Ik begin aan mijn laatste stuk. Maar de 15 km zijn zwaar naar het einde van de wereld. Na lang zoeken vind ik mijn reservering van hotelkamer. Het is ondertussen beginnen regenen. "En het weer voor morgen is slecht", zegt de receptionist. Hij is tenminste eerlijk, maar ik weet dus niet of ik hier lang ga blijven. Naar Muxia misschien? Of terug naar Santiago? Er is een goede busverbinding van Finisterre naar Santiago en mijn fiets kan mee. Een busrit enkel kost 13 .
Hoe dan ook, ik blijf tot en met zondagmorgen: er is een tv op de kamer en ik kan vanavond kijken naar Brazilië tegen Colombia en natuurlijk morgen naar België tegen Argentinië (bedankt, Pascal, voor de attente verwittiging).
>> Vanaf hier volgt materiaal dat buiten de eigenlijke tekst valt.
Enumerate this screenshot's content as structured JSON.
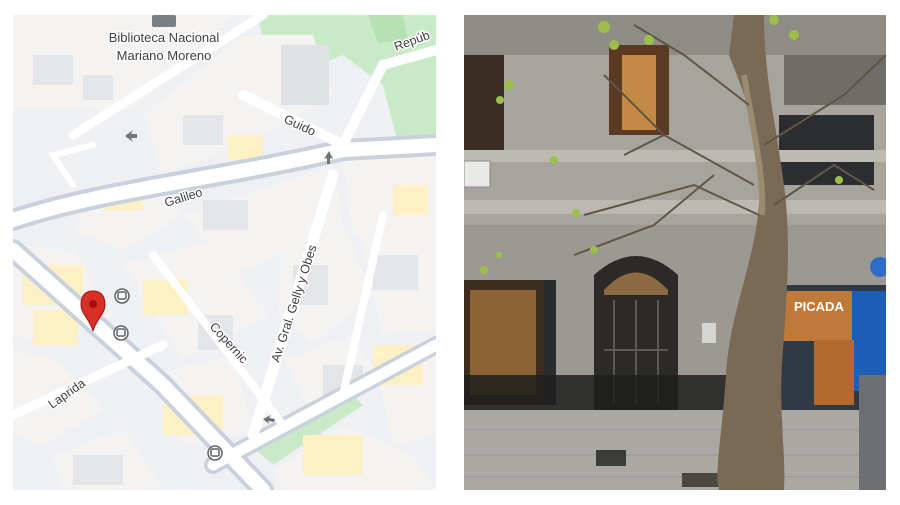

Hiermee wil ik deze blog afsluiten. Met de hoop op een historische overwinning voor het Belgisch voetbal. Het is de Belgicisten onder ons voor één keer gegund

.
Ik heb in elk geval een prachtige fietsreis achter de rug. Een reis die geleidelijk transformeerde tot een unieke belevenis. Een camino om nooit te vergeten. Tot dinsdag op de luchthaven, schat.